Rs-alirsyadsurabaya.co.id-Cedera olahraga dapat menimpa atlet maupun orang biasa. Salah satu cedera yang sering dialami adalah cedera ligamen lutut anterior atau ACL (anterior cruciate ligament). Jika mengalami cedera ini, segera periksakan untuk mengurangi risikonya.

Keluhan lutut ini penting karena akan mengganggu proses berjalan yang normal, dan bila tidak ditangani dengan tepat akan segera diikuti oleh bagian tungkai bawah lainnya seperti sendi panggul dan pergelangan kaki.

Cedera ACL ini sendiri merupakan suatu kondisi yang ditandai dengan adanya kerusakan atau robekan pada ligamen lutut anterior. Ligamen lutut anterior merupakan salah satu ligamen lutut yang berfungsi untuk menghubungkan tulang tungkai bawah dengan tulang tungkai atas. Selain itu, ligamen ini juga berfungsi untuk menjaga kestabilan lutut.

Menurut Dr. dr Dwikora Novembri Utomo, Sp.OT (K) FICS, Dokter Spesialis Ortopedi Rumah Sakit (RS) Al Irsyad Surabaya, ada beberapa gejela yang sering muncul ketika seseornag mengalami cedera ACL tersebut.

“Biasanya yang pertama itu cedera karena putaran, misalnya ketika bermain basket dan melompat saat memasukkan bola, jatuh mendarat itu lututnya sudah pas namun badannya berputar akhirnya putus dan terjadi robekan,” jelas Ketua Arthroplasty dan Sport Injury Center RS Al Irsyad

Selain itu, dr. Dwikora juga menambahkan bahwa cedera karena putaran juga dapat terjadi ketika seseorang berlari di lapangan yang tidak standar dan lapangan itu tidak rata sehingga kakinya terfiksasi kemudian dia jatuh dengan perputaran. Hal ini juga dapat menjadi gejala cedera ACL.

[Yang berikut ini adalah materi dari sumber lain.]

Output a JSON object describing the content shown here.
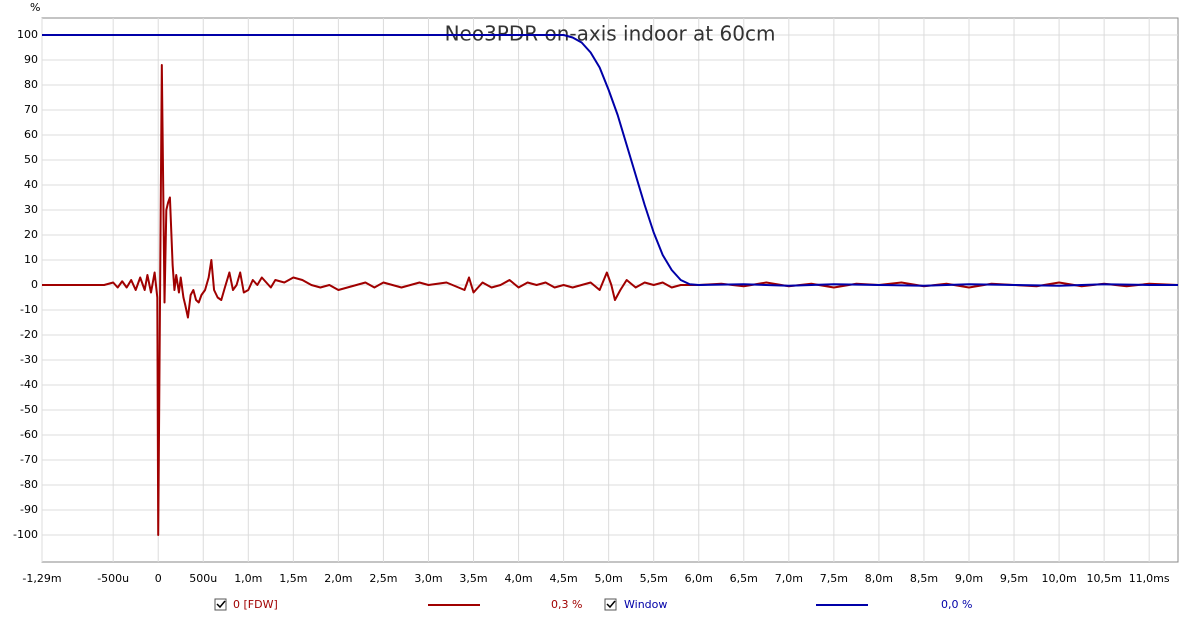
{
  "chart_data": {
    "type": "line",
    "title": "Neo3PDR on-axis indoor at 60cm",
    "y_label": "%",
    "xlim": [
      -1.29,
      11.32
    ],
    "ylim": [
      -110.8,
      106.8
    ],
    "xticks": [
      {
        "value": -1.29,
        "label": "-1,29m"
      },
      {
        "value": -0.5,
        "label": "-500u"
      },
      0,
      {
        "value": 0.5,
        "label": "500u"
      },
      {
        "value": 1.0,
        "label": "1,0m"
      },
      {
        "value": 1.5,
        "label": "1,5m"
      },
      {
        "value": 2.0,
        "label": "2,0m"
      },
      {
        "value": 2.5,
        "label": "2,5m"
      },
      {
        "value": 3.0,
        "label": "3,0m"
      },
      {
        "value": 3.5,
        "label": "3,5m"
      },
      {
        "value": 4.0,
        "label": "4,0m"
      },
      {
        "value": 4.5,
        "label": "4,5m"
      },
      {
        "value": 5.0,
        "label": "5,0m"
      },
      {
        "value": 5.5,
        "label": "5,5m"
      },
      {
        "value": 6.0,
        "label": "6,0m"
      },
      {
        "value": 6.5,
        "label": "6,5m"
      },
      {
        "value": 7.0,
        "label": "7,0m"
      },
      {
        "value": 7.5,
        "label": "7,5m"
      },
      {
        "value": 8.0,
        "label": "8,0m"
      },
      {
        "value": 8.5,
        "label": "8,5m"
      },
      {
        "value": 9.0,
        "label": "9,0m"
      },
      {
        "value": 9.5,
        "label": "9,5m"
      },
      {
        "value": 10.0,
        "label": "10,0m"
      },
      {
        "value": 10.5,
        "label": "10,5m"
      },
      {
        "value": 11.0,
        "label": "11,0ms"
      }
    ],
    "yticks": [
      100,
      90,
      80,
      70,
      60,
      50,
      40,
      30,
      20,
      10,
      0,
      -10,
      -20,
      -30,
      -40,
      -50,
      -60,
      -70,
      -80,
      -90,
      -100
    ],
    "grid": true,
    "series": [
      {
        "name": "0 [FDW]",
        "value_label": "0,3 %",
        "color": "#a00000",
        "x": [
          -1.29,
          -0.6,
          -0.5,
          -0.45,
          -0.4,
          -0.35,
          -0.3,
          -0.25,
          -0.2,
          -0.15,
          -0.12,
          -0.08,
          -0.04,
          -0.01,
          0.0,
          0.04,
          0.07,
          0.09,
          0.11,
          0.13,
          0.16,
          0.18,
          0.2,
          0.23,
          0.25,
          0.28,
          0.3,
          0.33,
          0.36,
          0.39,
          0.42,
          0.45,
          0.48,
          0.52,
          0.56,
          0.59,
          0.62,
          0.66,
          0.7,
          0.74,
          0.79,
          0.83,
          0.87,
          0.91,
          0.95,
          1.0,
          1.05,
          1.1,
          1.15,
          1.2,
          1.25,
          1.3,
          1.4,
          1.5,
          1.6,
          1.7,
          1.8,
          1.9,
          2.0,
          2.1,
          2.2,
          2.3,
          2.4,
          2.5,
          2.6,
          2.7,
          2.8,
          2.9,
          3.0,
          3.2,
          3.4,
          3.45,
          3.5,
          3.6,
          3.7,
          3.8,
          3.9,
          4.0,
          4.1,
          4.2,
          4.3,
          4.4,
          4.5,
          4.6,
          4.7,
          4.8,
          4.9,
          4.98,
          5.03,
          5.07,
          5.13,
          5.2,
          5.3,
          5.4,
          5.5,
          5.6,
          5.7,
          5.8,
          6.0,
          6.25,
          6.5,
          6.75,
          7.0,
          7.25,
          7.5,
          7.75,
          8.0,
          8.25,
          8.5,
          8.75,
          9.0,
          9.25,
          9.5,
          9.75,
          10.0,
          10.25,
          10.5,
          10.75,
          11.0,
          11.32
        ],
        "values": [
          0,
          0,
          1,
          -1,
          1.5,
          -1,
          2,
          -2,
          3,
          -2,
          4,
          -3,
          5,
          -5,
          -100,
          88,
          -7,
          30,
          33,
          35,
          8,
          -2,
          4,
          -3,
          3,
          -5,
          -8,
          -13,
          -4,
          -2,
          -6,
          -7,
          -4,
          -2,
          3,
          10,
          -2,
          -5,
          -6,
          -1,
          5,
          -2,
          0,
          5,
          -3,
          -2,
          2,
          0,
          3,
          1,
          -1,
          2,
          1,
          3,
          2,
          0,
          -1,
          0,
          -2,
          -1,
          0,
          1,
          -1,
          1,
          0,
          -1,
          0,
          1,
          0,
          1,
          -2,
          3,
          -3,
          1,
          -1,
          0,
          2,
          -1,
          1,
          0,
          1,
          -1,
          0,
          -1,
          0,
          1,
          -2,
          5,
          0,
          -6,
          -2,
          2,
          -1,
          1,
          0,
          1,
          -1,
          0,
          0,
          0.5,
          -0.5,
          1,
          -0.5,
          0.5,
          -1,
          0.5,
          0,
          1,
          -0.5,
          0.5,
          -1,
          0.5,
          0,
          -0.5,
          1,
          -0.5,
          0.5,
          -0.5,
          0.5,
          0
        ]
      },
      {
        "name": "Window",
        "value_label": "0,0 %",
        "color": "#0000a8",
        "x": [
          -1.29,
          4.5,
          4.6,
          4.7,
          4.8,
          4.9,
          5.0,
          5.1,
          5.2,
          5.3,
          5.4,
          5.5,
          5.6,
          5.7,
          5.8,
          5.9,
          6.0,
          6.5,
          7.0,
          7.5,
          8.0,
          8.5,
          9.0,
          9.5,
          10.0,
          10.5,
          11.0,
          11.32
        ],
        "values": [
          100,
          100,
          99,
          97,
          93,
          87,
          78,
          68,
          56,
          44,
          32,
          21,
          12,
          6,
          2,
          0.3,
          0,
          0.3,
          -0.3,
          0.3,
          0,
          -0.3,
          0.3,
          0,
          -0.3,
          0.3,
          0,
          0
        ]
      }
    ]
  }
}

“Kedua, terdengar atau terasa suara seperti ‘pop’ pada saat terjadinya cedera. Suara tersebut dapat didengar oleh orang yang mengalami cedera atau bahkan orang lain di sekitarnya juga dapat mendengar,” imbuhnya.

Lanjut dr. Dwikora, bisa juga atlet dan orang awam setelah mengalami cedera tidak bisa berdiri sehingga tidak bisa melakukan kegiatan olahraga lagi, selanjutnya beberapa jam atau beberapa hari akan timbul bengkak dan radang  seperti panas atau hangat.

Cedera ACL yang terjadi secara tiba-tiba (akut) dapat berkembang menjadi cedera ACL kronis. Kondisi ini menyebabkan ligament anterior menjadi lebih sulit mengontrol gerakan lutut sehingga lutut menjadi tidak stabil.

Sehingga bila mengalami cedera lebih baik ditangani sedini mungkin. “Segeralah memeriksakan kepada seorang ahli di bidangnya, sebab jika dibiarkan maka orang atau atlet yang mengalami cedera tersebut akan berjalan dan berlari lututnya tidak stabil, kemudian juga akan mengalami kelemahan pada kedua kaki,” saran dr. Dwikora.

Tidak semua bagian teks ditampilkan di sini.